Based on that, you would think my Ricohflex VIIs is a toy and my Argoflex EM is better. The former is small and light, the latter is bigger, heavier and more stubstantial-looking. But forget it, the Ricoh won me over when I had to disassemble it. The Argoflex is just bigger and heavier.
Anyway, the Argoflex was Argus's entry into the TLR field. They're most famous for their 35mm cameras, namely the C3, but they also made a number of TLRs as well. Their first few were pretty decent: supposedly my Argoflex EM was designed by the legendary Harley Earl, General Motors's chief of automotive design during the 40s and 50s. Sometime in the early 50s Argus went with cheap plastic junkers as they competed with Kodak to scrape the bottom of the market.

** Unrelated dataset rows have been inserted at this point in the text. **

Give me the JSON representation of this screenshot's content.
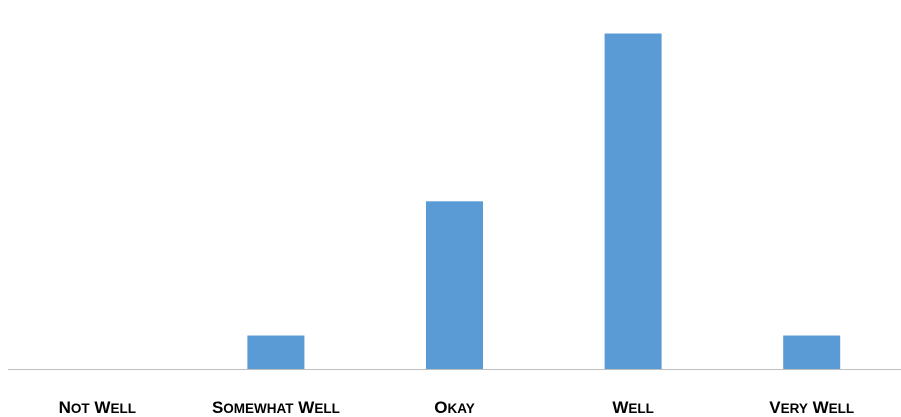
{
  "chart_data": {
    "type": "bar",
    "categories": [
      "Not well",
      "Somewhat well",
      "Okay",
      "Well",
      "Very Well"
    ],
    "values": [
      0,
      1,
      5,
      10,
      1
    ],
    "title": "",
    "xlabel": "",
    "ylabel": "",
    "ylim": [
      0,
      11
    ],
    "grid": false,
    "legend": "none",
    "label_style": "small-caps",
    "bar_color": "#5B9BD5",
    "axis_color": "#BFBFBF"
  }
}
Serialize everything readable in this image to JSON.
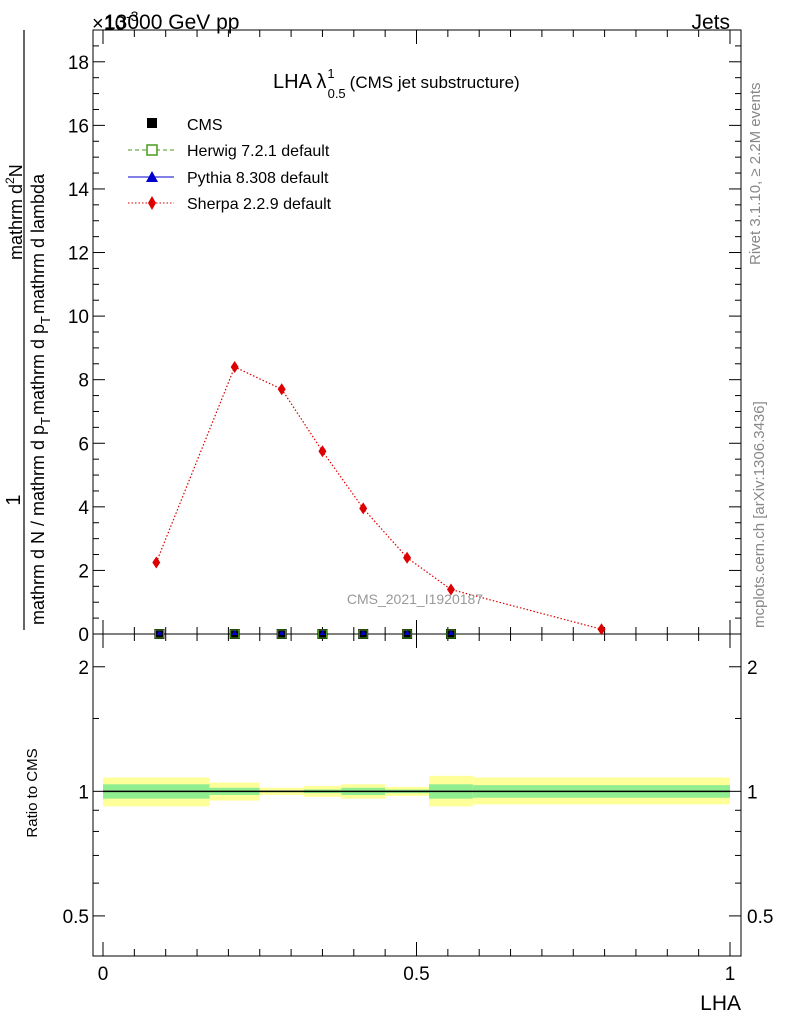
{
  "header": {
    "energy_label": "13000 GeV pp",
    "process_label": "Jets",
    "exponent_label": "×10",
    "exponent_power": "-3"
  },
  "side": {
    "rivet_label": "Rivet 3.1.10, ≥ 2.2M events",
    "source_label": "mcplots.cern.ch [arXiv:1306.3436]"
  },
  "plot": {
    "title_main": "LHA λ",
    "title_sup": "1",
    "title_sub": "0.5",
    "title_suffix": "(CMS jet substructure)",
    "watermark": "CMS_2021_I1920187",
    "ylabel_numerator": "1",
    "ylabel_denominator": "mathrm d N / mathrm d p",
    "ylabel_denominator_sub": "T",
    "ylabel_denominator_suffix": "mathrm d p",
    "ylabel_denominator_sub2": "T",
    "ylabel_denominator_suffix2": "mathrm d lambda",
    "ylabel_numerator_full": "mathrm d",
    "ylabel_numerator_sup": "2",
    "ylabel_numerator_n": "N",
    "ratio_ylabel": "Ratio to CMS",
    "xlabel": "LHA"
  },
  "colors": {
    "cms": "#000000",
    "herwig": "#4a9a1b",
    "pythia": "#0000cc",
    "sherpa": "#dd0000",
    "band_inner": "#90ee90",
    "band_outer": "#ffff99"
  },
  "chart_data": {
    "type": "scatter",
    "title": "LHA λ^1_0.5 (CMS jet substructure)",
    "xlabel": "LHA",
    "xlim": [
      0,
      1
    ],
    "ylim": [
      0,
      19
    ],
    "y_scale_factor_label": "×10^-3",
    "yticks": [
      0,
      2,
      4,
      6,
      8,
      10,
      12,
      14,
      16,
      18
    ],
    "xticks": [
      0,
      0.5,
      1
    ],
    "xtick_labels": [
      "0",
      "0.5",
      "1"
    ],
    "ratio_ylim": [
      0.4,
      2.4
    ],
    "ratio_yticks": [
      0.5,
      1,
      2
    ],
    "ratio_ytick_labels": [
      "0.5",
      "1",
      "2"
    ],
    "legend": [
      {
        "name": "CMS",
        "marker": "square-filled",
        "color": "#000000"
      },
      {
        "name": "Herwig 7.2.1 default",
        "marker": "square-open",
        "color": "#4a9a1b",
        "line": "dashed"
      },
      {
        "name": "Pythia 8.308 default",
        "marker": "triangle",
        "color": "#0000cc",
        "line": "solid"
      },
      {
        "name": "Sherpa 2.2.9 default",
        "marker": "diamond",
        "color": "#dd0000",
        "line": "dotted"
      }
    ],
    "series": [
      {
        "name": "CMS",
        "x": [
          0.09,
          0.21,
          0.285,
          0.35,
          0.415,
          0.485,
          0.555
        ],
        "y": [
          0,
          0,
          0,
          0,
          0,
          0,
          0
        ]
      },
      {
        "name": "Herwig 7.2.1 default",
        "x": [
          0.09,
          0.21,
          0.285,
          0.35,
          0.415,
          0.485,
          0.555
        ],
        "y": [
          0,
          0,
          0,
          0,
          0,
          0,
          0
        ]
      },
      {
        "name": "Pythia 8.308 default",
        "x": [
          0.09,
          0.21,
          0.285,
          0.35,
          0.415,
          0.485,
          0.555
        ],
        "y": [
          0,
          0,
          0,
          0,
          0,
          0,
          0
        ]
      },
      {
        "name": "Sherpa 2.2.9 default",
        "x": [
          0.085,
          0.21,
          0.285,
          0.35,
          0.415,
          0.485,
          0.555,
          0.795
        ],
        "y": [
          2.25,
          8.4,
          7.7,
          5.75,
          3.95,
          2.4,
          1.4,
          0.15
        ]
      }
    ],
    "ratio_bands": [
      {
        "x0": 0.0,
        "x1": 0.17,
        "inner": [
          0.96,
          1.04
        ],
        "outer": [
          0.92,
          1.08
        ]
      },
      {
        "x0": 0.17,
        "x1": 0.25,
        "inner": [
          0.98,
          1.02
        ],
        "outer": [
          0.95,
          1.05
        ]
      },
      {
        "x0": 0.25,
        "x1": 0.32,
        "inner": [
          0.995,
          1.005
        ],
        "outer": [
          0.98,
          1.02
        ]
      },
      {
        "x0": 0.32,
        "x1": 0.38,
        "inner": [
          0.99,
          1.01
        ],
        "outer": [
          0.97,
          1.03
        ]
      },
      {
        "x0": 0.38,
        "x1": 0.45,
        "inner": [
          0.98,
          1.02
        ],
        "outer": [
          0.96,
          1.04
        ]
      },
      {
        "x0": 0.45,
        "x1": 0.52,
        "inner": [
          0.99,
          1.01
        ],
        "outer": [
          0.975,
          1.025
        ]
      },
      {
        "x0": 0.52,
        "x1": 0.59,
        "inner": [
          0.96,
          1.04
        ],
        "outer": [
          0.92,
          1.09
        ]
      },
      {
        "x0": 0.59,
        "x1": 1.0,
        "inner": [
          0.965,
          1.035
        ],
        "outer": [
          0.93,
          1.08
        ]
      }
    ]
  }
}
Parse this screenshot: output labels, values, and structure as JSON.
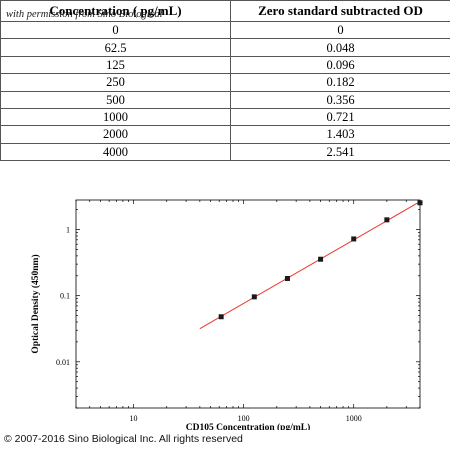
{
  "table": {
    "headers": [
      "Concentration ( pg/mL)",
      "Zero standard subtracted OD"
    ],
    "watermark": "with permission from Sino Biological",
    "rows": [
      [
        "0",
        "0"
      ],
      [
        "62.5",
        "0.048"
      ],
      [
        "125",
        "0.096"
      ],
      [
        "250",
        "0.182"
      ],
      [
        "500",
        "0.356"
      ],
      [
        "1000",
        "0.721"
      ],
      [
        "2000",
        "1.403"
      ],
      [
        "4000",
        "2.541"
      ]
    ]
  },
  "chart_data": {
    "type": "scatter",
    "x_scale": "log",
    "y_scale": "log",
    "xlabel": "CD105 Concentration (pg/mL)",
    "ylabel": "Optical Density (450nm)",
    "xlim": [
      3,
      4000
    ],
    "ylim": [
      0.002,
      2.8
    ],
    "x_ticks": [
      10,
      100,
      1000
    ],
    "x_tick_labels": [
      "10",
      "100",
      "1000"
    ],
    "y_ticks": [
      0.01,
      0.1,
      1
    ],
    "y_tick_labels": [
      "0.01",
      "0.1",
      "1"
    ],
    "points": [
      [
        62.5,
        0.048
      ],
      [
        125,
        0.096
      ],
      [
        250,
        0.182
      ],
      [
        500,
        0.356
      ],
      [
        1000,
        0.721
      ],
      [
        2000,
        1.403
      ],
      [
        4000,
        2.541
      ]
    ],
    "fit_line": {
      "x": [
        40,
        4000
      ],
      "color": "#e8372b"
    },
    "marker_color": "#1a1a1a",
    "grid": false
  },
  "copyright": "© 2007-2016 Sino Biological Inc. All rights reserved"
}
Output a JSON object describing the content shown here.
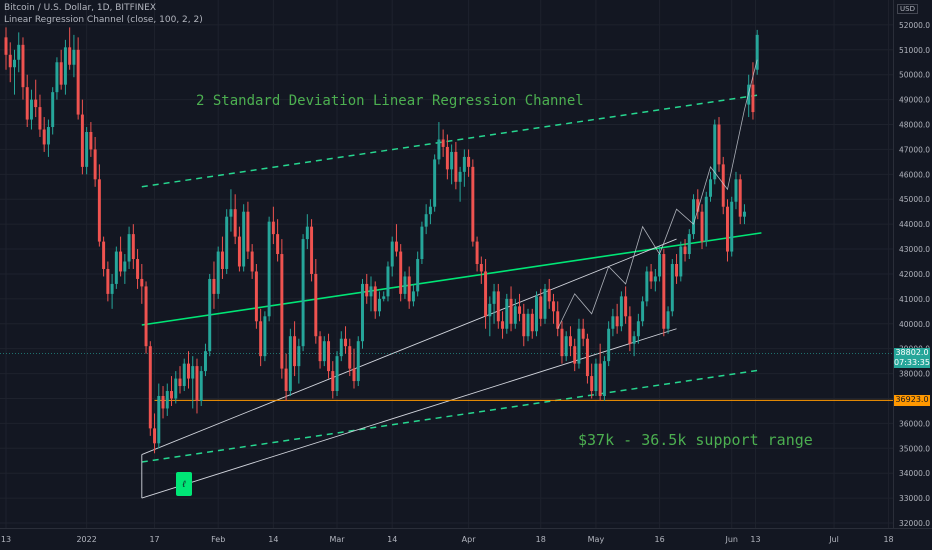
{
  "header": {
    "title": "Bitcoin / U.S. Dollar, 1D, BITFINEX",
    "indicator": "Linear Regression Channel (close, 100, 2, 2)",
    "currency": "USD"
  },
  "annotations": {
    "channel_label": "2 Standard Deviation Linear Regression Channel",
    "support_label": "$37k - 36.5k support range",
    "marker_glyph": "ℓ"
  },
  "colors": {
    "background": "#131722",
    "up_candle": "#26a69a",
    "down_candle": "#ef5350",
    "regression_line": "#00e676",
    "channel_dashed": "#26d68f",
    "support_line": "#ff9800",
    "trend_lines": "#d1d4dc",
    "price_badge": "#26a69a",
    "support_badge": "#ff9800"
  },
  "chart_data": {
    "type": "candlestick",
    "title": "Bitcoin / U.S. Dollar, 1D, BITFINEX",
    "y_axis": {
      "min": 31800,
      "max": 53000,
      "ticks": [
        32000,
        33000,
        34000,
        35000,
        36000,
        37000,
        38000,
        39000,
        40000,
        41000,
        42000,
        43000,
        44000,
        45000,
        46000,
        47000,
        48000,
        49000,
        50000,
        51000,
        52000
      ],
      "tick_labels": [
        "32000.0",
        "33000.0",
        "34000.0",
        "35000.0",
        "36000.0",
        "37000.0",
        "38000.0",
        "39000.0",
        "40000.0",
        "41000.0",
        "42000.0",
        "43000.0",
        "44000.0",
        "45000.0",
        "46000.0",
        "47000.0",
        "48000.0",
        "49000.0",
        "50000.0",
        "51000.0",
        "52000.0"
      ]
    },
    "x_axis": {
      "start_day": 0,
      "end_day": 177,
      "ticks": [
        {
          "day": 0,
          "label": "13"
        },
        {
          "day": 19,
          "label": "2022"
        },
        {
          "day": 35,
          "label": "17"
        },
        {
          "day": 50,
          "label": "Feb"
        },
        {
          "day": 63,
          "label": "14"
        },
        {
          "day": 78,
          "label": "Mar"
        },
        {
          "day": 91,
          "label": "14"
        },
        {
          "day": 109,
          "label": "Apr"
        },
        {
          "day": 126,
          "label": "18"
        },
        {
          "day": 139,
          "label": "May"
        },
        {
          "day": 154,
          "label": "16"
        },
        {
          "day": 171,
          "label": "Jun"
        }
      ],
      "extra_ticks": [
        {
          "label": "13",
          "pos": 0.846
        },
        {
          "label": "Jul",
          "pos": 0.934
        },
        {
          "label": "18",
          "pos": 0.995
        }
      ]
    },
    "candles": [
      [
        51500,
        51900,
        50200,
        50800
      ],
      [
        50800,
        51300,
        49700,
        50300
      ],
      [
        50300,
        51000,
        49200,
        50600
      ],
      [
        50600,
        51700,
        50100,
        51200
      ],
      [
        51200,
        51500,
        49000,
        49500
      ],
      [
        49500,
        50000,
        47900,
        48200
      ],
      [
        48200,
        49400,
        47800,
        49000
      ],
      [
        49000,
        49800,
        48300,
        48700
      ],
      [
        48700,
        49200,
        47500,
        47800
      ],
      [
        47800,
        48300,
        46900,
        47200
      ],
      [
        47200,
        48200,
        46700,
        47900
      ],
      [
        47900,
        49500,
        47600,
        49300
      ],
      [
        49300,
        50700,
        49000,
        50500
      ],
      [
        50500,
        51000,
        49400,
        49600
      ],
      [
        49600,
        51400,
        49200,
        51100
      ],
      [
        51100,
        51900,
        50200,
        50400
      ],
      [
        50400,
        51600,
        49900,
        51000
      ],
      [
        51000,
        51500,
        48200,
        48400
      ],
      [
        48400,
        49000,
        46000,
        46300
      ],
      [
        46300,
        47900,
        46000,
        47700
      ],
      [
        47700,
        48100,
        46700,
        47000
      ],
      [
        47000,
        47500,
        45500,
        45800
      ],
      [
        45800,
        46400,
        43100,
        43300
      ],
      [
        43300,
        43500,
        41900,
        42200
      ],
      [
        42200,
        42500,
        40900,
        41200
      ],
      [
        41200,
        42000,
        40600,
        41600
      ],
      [
        41600,
        43100,
        41400,
        42900
      ],
      [
        42900,
        43500,
        41900,
        42100
      ],
      [
        42100,
        42800,
        41600,
        42500
      ],
      [
        42500,
        43900,
        42200,
        43600
      ],
      [
        43600,
        44000,
        42200,
        42600
      ],
      [
        42600,
        43000,
        41400,
        41800
      ],
      [
        41800,
        42400,
        40800,
        41500
      ],
      [
        41500,
        41700,
        38800,
        39100
      ],
      [
        39100,
        39300,
        35500,
        35800
      ],
      [
        35800,
        36400,
        34800,
        35200
      ],
      [
        35200,
        37600,
        35000,
        37100
      ],
      [
        37100,
        37500,
        36200,
        36600
      ],
      [
        36600,
        37600,
        36300,
        37300
      ],
      [
        37300,
        37900,
        36700,
        37000
      ],
      [
        37000,
        38100,
        36800,
        37800
      ],
      [
        37800,
        38300,
        37200,
        37500
      ],
      [
        37500,
        38600,
        37300,
        38400
      ],
      [
        38400,
        38900,
        37400,
        37800
      ],
      [
        37800,
        38700,
        36600,
        38300
      ],
      [
        38300,
        38600,
        36400,
        36900
      ],
      [
        36900,
        38300,
        36700,
        38100
      ],
      [
        38100,
        39200,
        37900,
        38900
      ],
      [
        38900,
        42000,
        38700,
        41800
      ],
      [
        41800,
        42500,
        40600,
        41200
      ],
      [
        41200,
        43100,
        41000,
        42900
      ],
      [
        42900,
        43500,
        41800,
        42200
      ],
      [
        42200,
        44600,
        42000,
        44300
      ],
      [
        44300,
        45400,
        43700,
        44600
      ],
      [
        44600,
        45200,
        43200,
        43500
      ],
      [
        43500,
        43900,
        42100,
        42300
      ],
      [
        42300,
        44800,
        42100,
        44500
      ],
      [
        44500,
        44900,
        42600,
        42900
      ],
      [
        42900,
        43200,
        41800,
        42100
      ],
      [
        42100,
        42400,
        39800,
        40100
      ],
      [
        40100,
        40600,
        38300,
        38700
      ],
      [
        38700,
        40500,
        38500,
        40300
      ],
      [
        40300,
        44300,
        40100,
        44100
      ],
      [
        44100,
        44700,
        43200,
        43600
      ],
      [
        43600,
        44200,
        42500,
        42800
      ],
      [
        42800,
        43400,
        37800,
        38200
      ],
      [
        38200,
        38800,
        36900,
        37300
      ],
      [
        37300,
        39800,
        37100,
        39500
      ],
      [
        39500,
        40100,
        37900,
        38300
      ],
      [
        38300,
        39400,
        37600,
        39100
      ],
      [
        39100,
        43600,
        38900,
        43400
      ],
      [
        43400,
        44400,
        43000,
        43900
      ],
      [
        43900,
        44200,
        41700,
        42000
      ],
      [
        42000,
        42600,
        39200,
        39500
      ],
      [
        39500,
        39700,
        38200,
        38500
      ],
      [
        38500,
        39500,
        38300,
        39300
      ],
      [
        39300,
        39600,
        37800,
        38100
      ],
      [
        38100,
        38500,
        37000,
        37300
      ],
      [
        37300,
        38900,
        37100,
        38700
      ],
      [
        38700,
        39700,
        38500,
        39400
      ],
      [
        39400,
        39900,
        38800,
        39100
      ],
      [
        39100,
        39400,
        37900,
        38200
      ],
      [
        38200,
        39000,
        37400,
        37700
      ],
      [
        37700,
        39500,
        37500,
        39300
      ],
      [
        39300,
        41800,
        39000,
        41600
      ],
      [
        41600,
        42000,
        40800,
        41100
      ],
      [
        41100,
        41900,
        40500,
        41500
      ],
      [
        41500,
        41700,
        40200,
        40500
      ],
      [
        40500,
        41300,
        40300,
        41000
      ],
      [
        41000,
        41300,
        40900,
        41100
      ],
      [
        41100,
        42500,
        40900,
        42300
      ],
      [
        42300,
        43500,
        41900,
        43300
      ],
      [
        43300,
        44000,
        42700,
        42900
      ],
      [
        42900,
        43200,
        40900,
        41200
      ],
      [
        41200,
        42100,
        41000,
        41900
      ],
      [
        41900,
        42300,
        40600,
        40900
      ],
      [
        40900,
        41600,
        40700,
        41300
      ],
      [
        41300,
        42900,
        41100,
        42600
      ],
      [
        42600,
        44100,
        42400,
        43900
      ],
      [
        43900,
        44800,
        43600,
        44400
      ],
      [
        44400,
        45000,
        44000,
        44700
      ],
      [
        44700,
        46800,
        44500,
        46600
      ],
      [
        46600,
        48100,
        46400,
        47400
      ],
      [
        47400,
        47800,
        46700,
        47100
      ],
      [
        47100,
        47600,
        45800,
        46200
      ],
      [
        46200,
        47200,
        45600,
        46900
      ],
      [
        46900,
        47300,
        45400,
        45700
      ],
      [
        45700,
        46300,
        44900,
        46100
      ],
      [
        46100,
        47000,
        45500,
        46700
      ],
      [
        46700,
        47000,
        45900,
        46300
      ],
      [
        46300,
        46600,
        43100,
        43300
      ],
      [
        43300,
        43500,
        42100,
        42400
      ],
      [
        42400,
        42700,
        41600,
        42100
      ],
      [
        42100,
        42600,
        39800,
        40300
      ],
      [
        40300,
        41100,
        39500,
        40800
      ],
      [
        40800,
        41600,
        40000,
        41300
      ],
      [
        41300,
        41600,
        39800,
        40100
      ],
      [
        40100,
        40500,
        39400,
        39800
      ],
      [
        39800,
        41200,
        39600,
        41000
      ],
      [
        41000,
        41500,
        39700,
        40000
      ],
      [
        40000,
        41000,
        39800,
        40700
      ],
      [
        40700,
        41200,
        40100,
        40400
      ],
      [
        40400,
        40800,
        39100,
        39500
      ],
      [
        39500,
        40600,
        39300,
        40400
      ],
      [
        40400,
        40600,
        39400,
        39700
      ],
      [
        39700,
        41300,
        39500,
        41100
      ],
      [
        41100,
        41400,
        39900,
        40200
      ],
      [
        40200,
        41600,
        40000,
        41400
      ],
      [
        41400,
        41800,
        40600,
        40900
      ],
      [
        40900,
        41200,
        40000,
        40500
      ],
      [
        40500,
        40900,
        39500,
        39800
      ],
      [
        39800,
        40100,
        38400,
        38700
      ],
      [
        38700,
        39700,
        38500,
        39500
      ],
      [
        39500,
        39900,
        38700,
        39100
      ],
      [
        39100,
        39400,
        38100,
        38400
      ],
      [
        38400,
        40200,
        38200,
        39800
      ],
      [
        39800,
        40200,
        39100,
        39400
      ],
      [
        39400,
        39600,
        37600,
        37900
      ],
      [
        37900,
        38400,
        37000,
        37300
      ],
      [
        37300,
        38600,
        37100,
        38400
      ],
      [
        38400,
        39200,
        36900,
        37100
      ],
      [
        37100,
        38700,
        36900,
        38500
      ],
      [
        38500,
        40100,
        38300,
        39800
      ],
      [
        39800,
        40600,
        39500,
        40300
      ],
      [
        40300,
        40800,
        39600,
        39900
      ],
      [
        39900,
        41300,
        39700,
        41100
      ],
      [
        41100,
        41500,
        40000,
        40300
      ],
      [
        40300,
        40700,
        38900,
        39200
      ],
      [
        39200,
        39700,
        38700,
        39500
      ],
      [
        39500,
        40400,
        39200,
        40100
      ],
      [
        40100,
        41100,
        39900,
        40900
      ],
      [
        40900,
        42300,
        40700,
        42100
      ],
      [
        42100,
        42400,
        41400,
        41700
      ],
      [
        41700,
        42200,
        41300,
        41900
      ],
      [
        41900,
        43100,
        41700,
        42800
      ],
      [
        42800,
        43000,
        39500,
        39800
      ],
      [
        39800,
        40700,
        39600,
        40500
      ],
      [
        40500,
        42600,
        40300,
        42400
      ],
      [
        42400,
        42800,
        41600,
        41900
      ],
      [
        41900,
        43300,
        41700,
        43100
      ],
      [
        43100,
        43400,
        42500,
        42800
      ],
      [
        42800,
        43800,
        42600,
        43600
      ],
      [
        43600,
        45200,
        43400,
        45000
      ],
      [
        45000,
        45400,
        44200,
        44500
      ],
      [
        44500,
        44800,
        43000,
        43300
      ],
      [
        43300,
        45300,
        43100,
        45100
      ],
      [
        45100,
        46100,
        44900,
        45800
      ],
      [
        45800,
        48200,
        45600,
        48000
      ],
      [
        48000,
        48300,
        46100,
        46400
      ],
      [
        46400,
        46700,
        44400,
        44700
      ],
      [
        44700,
        45000,
        42500,
        42900
      ],
      [
        42900,
        45100,
        42700,
        44900
      ],
      [
        44900,
        46100,
        44600,
        45800
      ],
      [
        45800,
        46000,
        44000,
        44300
      ],
      [
        44300,
        44800,
        44000,
        44500
      ],
      [
        48800,
        50000,
        48300,
        49600
      ],
      [
        49600,
        50500,
        48200,
        48500
      ],
      [
        50200,
        51800,
        50000,
        51600
      ]
    ],
    "overlays": {
      "regression_upper": {
        "from": [
          32,
          45500
        ],
        "to": [
          178,
          49200
        ]
      },
      "regression_mid": {
        "from": [
          32,
          39950
        ],
        "to": [
          178,
          43650
        ]
      },
      "regression_lower": {
        "from": [
          32,
          34450
        ],
        "to": [
          178,
          38150
        ]
      },
      "support_level": 36923,
      "trend_line_1": {
        "from": [
          32,
          33000
        ],
        "to": [
          158,
          39800
        ]
      },
      "trend_line_2": {
        "from": [
          32,
          34750
        ],
        "to": [
          158,
          43400
        ]
      },
      "forecast_path": [
        [
          130,
          39800
        ],
        [
          134,
          41200
        ],
        [
          138,
          40400
        ],
        [
          142,
          42300
        ],
        [
          146,
          41600
        ],
        [
          150,
          43900
        ],
        [
          154,
          42800
        ],
        [
          158,
          44600
        ],
        [
          162,
          44000
        ],
        [
          166,
          46300
        ],
        [
          170,
          45400
        ],
        [
          174,
          48600
        ],
        [
          177,
          50600
        ]
      ]
    },
    "price_labels": {
      "current": {
        "value": "38802.0",
        "timer": "07:33:35",
        "y_value": 38802
      },
      "support": {
        "value": "36923.0",
        "y_value": 36923
      }
    }
  }
}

But the EM was still pretty decent. Besides being made of metal, its viewing lens was geared with the taking lens, so that the image could be focused in the viewfinder (cheap TLRs had a fixed-focus viewing lens, so you couldn't focus). It had a full range of shutter speeds from 1/10 through 200 (plus Bulb and Time), and apertures (albiet nonstandard: ƒ/4.5, ƒ/6.3, ƒ/9, ƒ/12.7 and ƒ/18). You have to be on good terms with your light meter if you want to set the aperture on this.
Other than that, it was no frills. Argus tried to put a frame counter on the side on their Argoflex II model but couldn't get it to work properly, so it was back to the red window and knob advance. The Ricohflex is a far better camera.